In Revelation 1, John was taken by the Spirit into the Lord’s Day. He began the Book of Revelation with its climax—the climax of our faith. It is this Day that every Christian looks forward to.
But why has John called it “the Lord’s Day” and not “the Day of the Lord?” The answer is revealed in the statement “I am the Alpha and the Omega,” which appears in verse 8.
God was the Lord in the Old Testament. He was called Adonai Yihvah, the expression we read in our Bibles as the Lord God, as in Isaiah 61:1—“the Spirit of the Lord God is upon Me.”

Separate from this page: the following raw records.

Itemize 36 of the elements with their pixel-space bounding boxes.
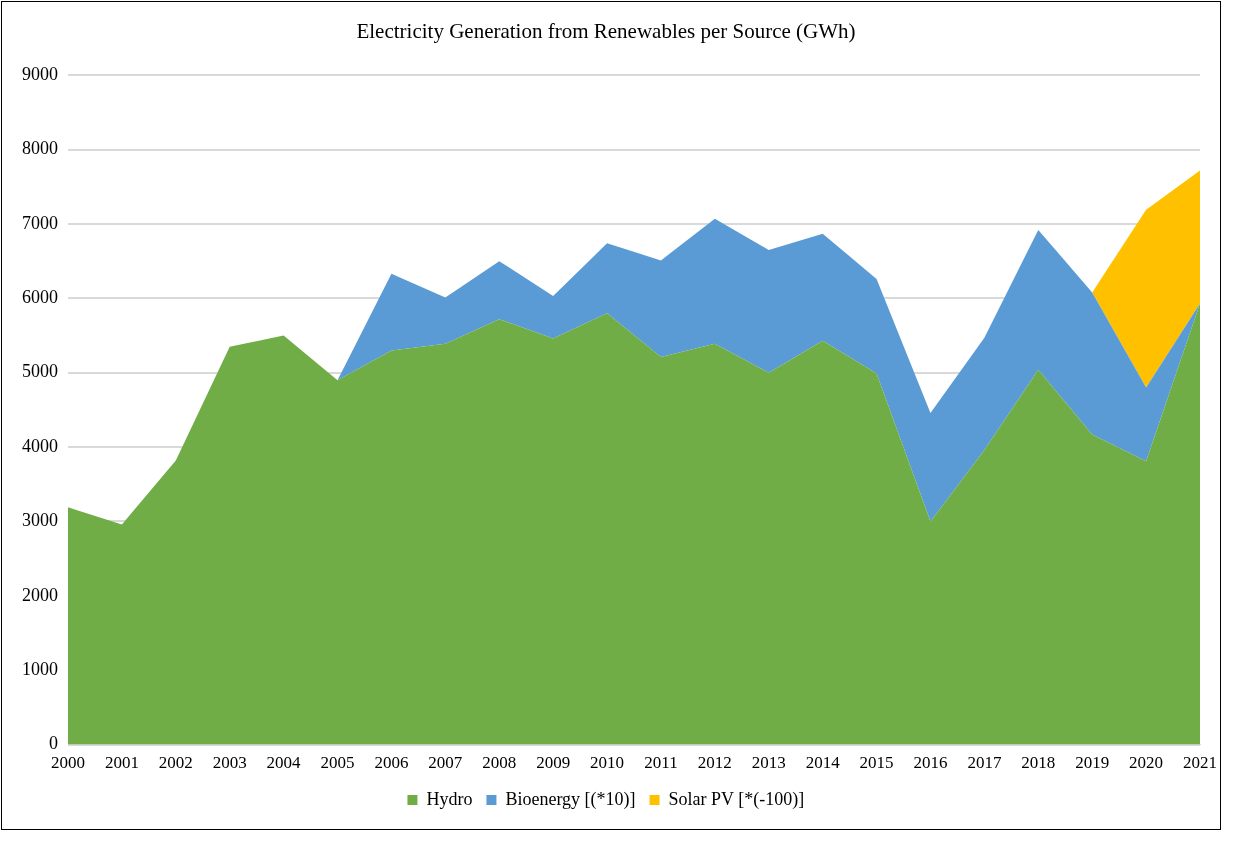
x-tick-label: 2018 (1021, 753, 1056, 773)
legend-label: Bioenergy [(*10)] (505, 788, 636, 810)
x-tick-label: 2015 (859, 753, 894, 773)
x-tick-label: 2011 (644, 753, 678, 773)
x-tick-label: 2002 (158, 753, 193, 773)
x-tick-label: 2019 (1075, 753, 1110, 773)
x-tick-label: 2020 (1129, 753, 1164, 773)
x-tick-label: 2013 (751, 753, 786, 773)
y-tick-label: 8000 (22, 138, 58, 159)
x-tick-label: 2017 (967, 753, 1002, 773)
x-tick-label: 2008 (482, 753, 517, 773)
legend-label: Hydro (426, 788, 473, 809)
x-tick-label: 2005 (320, 753, 355, 773)
x-tick-label: 2010 (590, 753, 625, 773)
y-tick-label: 9000 (22, 63, 58, 84)
x-tick-label: 2014 (805, 753, 841, 773)
y-tick-label: 1000 (22, 658, 58, 679)
x-tick-label: 2007 (428, 753, 463, 773)
x-tick-label: 2009 (536, 753, 571, 773)
y-tick-label: 5000 (22, 361, 58, 382)
chart-title: Electricity Generation from Renewables per Source (GWh) (356, 19, 856, 44)
x-tick-label: 2012 (697, 753, 732, 773)
legend-label: Solar PV [*(-100)] (668, 788, 805, 810)
y-tick-label: 4000 (22, 435, 58, 456)
x-tick-label: 2006 (374, 753, 409, 773)
y-tick-label: 6000 (22, 287, 58, 308)
x-tick-label: 2001 (104, 753, 139, 773)
y-tick-label: 0 (49, 733, 58, 754)
x-tick-label: 2021 (1183, 753, 1217, 773)
x-tick-label: 2003 (212, 753, 247, 773)
y-tick-label: 3000 (22, 510, 58, 531)
x-tick-label: 2000 (51, 753, 85, 773)
y-tick-label: 2000 (22, 584, 58, 605)
x-tick-label: 2004 (266, 753, 302, 773)
y-tick-label: 7000 (22, 212, 58, 233)
x-tick-label: 2016 (913, 753, 948, 773)
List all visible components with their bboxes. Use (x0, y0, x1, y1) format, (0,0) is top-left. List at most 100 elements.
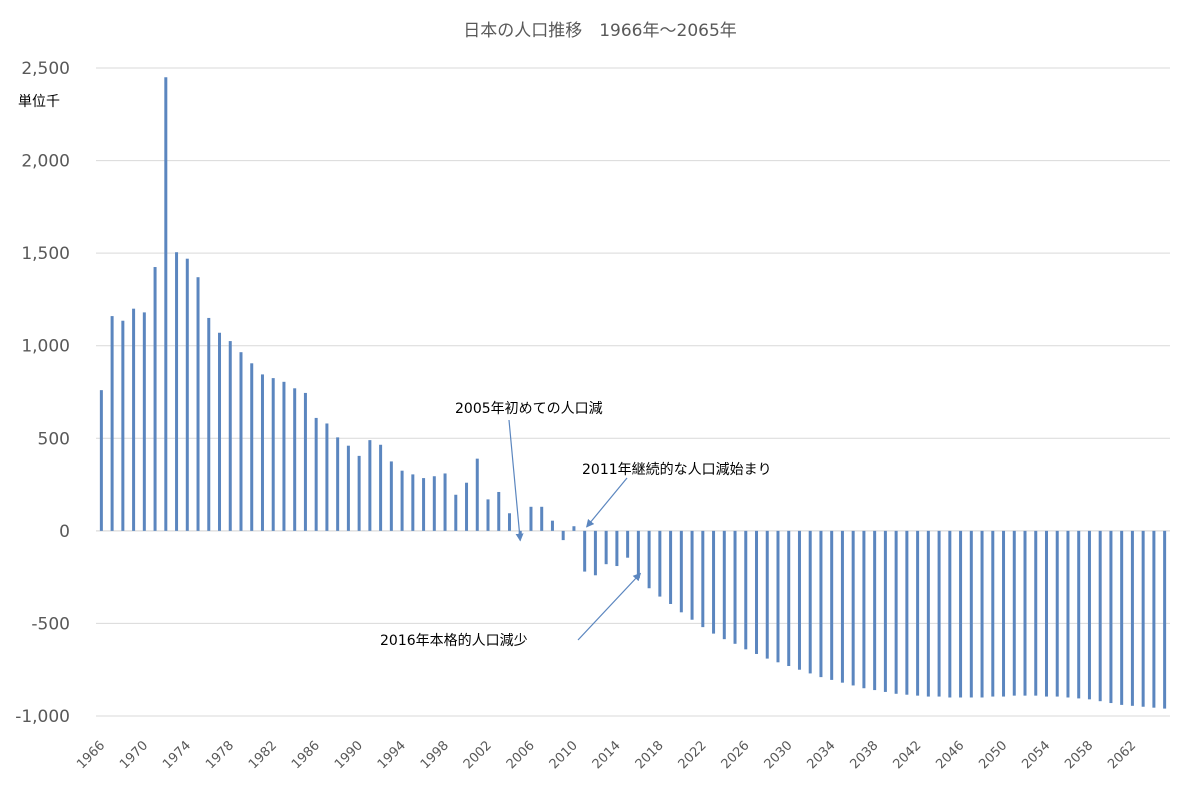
bar-2017 (647, 530, 651, 589)
bar-2038 (873, 530, 877, 691)
bar-1990 (357, 455, 361, 531)
x-tick-label: 2006 (504, 738, 538, 772)
bar-2060 (1109, 530, 1113, 704)
x-tick-label: 2026 (719, 738, 753, 772)
bar-2034 (830, 530, 834, 680)
bar-1966 (99, 390, 103, 531)
bar-2051 (1012, 530, 1016, 696)
bar-1991 (368, 440, 372, 531)
bar-2032 (808, 530, 812, 674)
bar-2056 (1066, 530, 1070, 698)
y-tick-label: 0 (59, 522, 70, 542)
bar-2006 (529, 506, 533, 531)
x-tick-label: 2022 (676, 738, 710, 772)
x-tick-label: 2038 (847, 738, 881, 772)
bar-2004 (507, 513, 511, 531)
bar-2044 (937, 530, 941, 697)
bar-2058 (1087, 530, 1091, 700)
x-tick-label: 2018 (633, 738, 667, 772)
bar-1980 (250, 363, 254, 531)
bar-2049 (991, 530, 995, 697)
annotation-arrow (586, 477, 628, 528)
y-axis-ticks: 2,500 2,000 1,500 1,000 500 0 -500 -1,000 (15, 59, 70, 727)
bar-2045 (948, 530, 952, 698)
bar-2061 (1120, 530, 1124, 705)
bar-1982 (271, 378, 275, 531)
bar-2043 (926, 530, 930, 697)
x-tick-label: 2050 (976, 738, 1010, 772)
bar-2035 (840, 530, 844, 683)
bar-2007 (540, 506, 544, 531)
annotation-2005: 2005年初めての人口減 (455, 400, 603, 417)
x-tick-label: 1982 (246, 738, 280, 772)
x-tick-label: 1974 (160, 738, 194, 772)
bar-1969 (132, 308, 136, 531)
bar-2014 (615, 530, 619, 567)
annotation-arrows (508, 419, 642, 641)
bar-2050 (1002, 530, 1006, 697)
bar-2039 (883, 530, 887, 692)
bar-2021 (690, 530, 694, 620)
bar-1970 (142, 312, 146, 531)
bar-1995 (411, 474, 415, 531)
x-tick-label: 2054 (1019, 738, 1053, 772)
bar-1986 (314, 417, 318, 531)
bar-1997 (432, 476, 436, 531)
bar-2027 (755, 530, 759, 654)
bar-1977 (218, 332, 222, 531)
bar-2005 (518, 530, 522, 535)
bar-1989 (346, 445, 350, 531)
bar-2046 (959, 530, 963, 698)
bar-2054 (1044, 530, 1048, 697)
y-tick-label: -1,000 (15, 707, 70, 727)
bar-1994 (400, 470, 404, 531)
bar-2047 (969, 530, 973, 698)
y-tick-label: -500 (31, 614, 70, 634)
x-tick-label: 1966 (74, 738, 108, 772)
annotation-2016: 2016年本格的人口減少 (380, 632, 528, 649)
bar-2040 (894, 530, 898, 694)
bar-2030 (787, 530, 791, 667)
bar-1971 (153, 267, 157, 531)
bar-1988 (336, 437, 340, 531)
y-tick-label: 500 (38, 429, 70, 449)
bar-1992 (379, 444, 383, 531)
bar-1996 (422, 478, 426, 531)
bar-1999 (454, 494, 458, 531)
gridlines (96, 67, 1170, 717)
x-tick-label: 1986 (289, 738, 323, 772)
bar-2028 (765, 530, 769, 659)
x-tick-label: 2034 (805, 738, 839, 772)
bar-1973 (175, 252, 179, 531)
bar-2029 (776, 530, 780, 663)
bar-1975 (196, 277, 200, 531)
x-tick-label: 1978 (203, 738, 237, 772)
y-tick-label: 1,000 (21, 337, 70, 357)
bar-2020 (679, 530, 683, 613)
x-tick-label: 1970 (117, 738, 151, 772)
bar-2009 (561, 530, 565, 541)
bar-2018 (658, 530, 662, 597)
bar-1998 (443, 473, 447, 531)
bar-2036 (851, 530, 855, 686)
annotations: 2005年初めての人口減 2011年継続的な人口減始まり 2016年本格的人口減… (380, 400, 772, 649)
bar-2053 (1034, 530, 1038, 696)
bar-1976 (207, 317, 211, 531)
bar-2011 (583, 530, 587, 572)
bar-1978 (228, 341, 232, 531)
bar-2001 (475, 458, 479, 531)
bar-2016 (636, 530, 640, 579)
bar-2059 (1098, 530, 1102, 702)
x-tick-label: 2002 (461, 738, 495, 772)
x-axis-ticks: 1966 1970 1974 1978 1982 1986 1990 1994 1998 2002… (74, 738, 1139, 772)
x-tick-label: 2062 (1105, 738, 1139, 772)
bar-2002 (486, 499, 490, 531)
bars (99, 77, 1167, 709)
bar-2024 (722, 530, 726, 640)
x-tick-label: 1994 (375, 738, 409, 772)
x-tick-label: 2042 (890, 738, 924, 772)
x-tick-label: 2010 (547, 738, 581, 772)
x-tick-label: 1990 (332, 738, 366, 772)
bar-2057 (1077, 530, 1081, 699)
bar-2052 (1023, 530, 1027, 696)
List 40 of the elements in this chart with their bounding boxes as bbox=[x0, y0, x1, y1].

After Jesus endured the cross, God made Him the Lord, as Peter explained in Acts 2:36 and as Paul explained in Philippians 2:9. After Jesus rose, He said, “All authority has been given to Me in heaven and earth.”1Matt 28:19
On the Lord’s Day, God will become the Lord again. He is the First and the Last.
This is dramatically illustrated of Revelation, where the apostle John never calls Christ the Lord in the Lord’s Day or thereafter! In Revelation 11:8, 14:13, 17:14, and 19:16 John calls Christ the Lord, but after the Lord’s Day, in Revelation 1:8 and 10, 4:8 and 11, 11:15 and 17, 15:3 and 4, 16:7, 18:8, and 22:5 and 6, John called God “the Lord.”
In the New Testament, there are about 500 uses of the phrase “Lord,” and only Christ is called “the Lord” after His resurrection, and before the Lord’s Day, except when referencing Old Testament passages or calling God the Lord of Creation.
The apostles used the expressions “Day of the Lord” and “Day of Christ” to signify the Day of Christ’s return, but when speaking of the Father, Peter called this Day “the Day of God”22Pet 3:12 to signify the Day of destruction. It seems that John called it “the Lord’s Day” to signify the Day when God becomes the Lord again.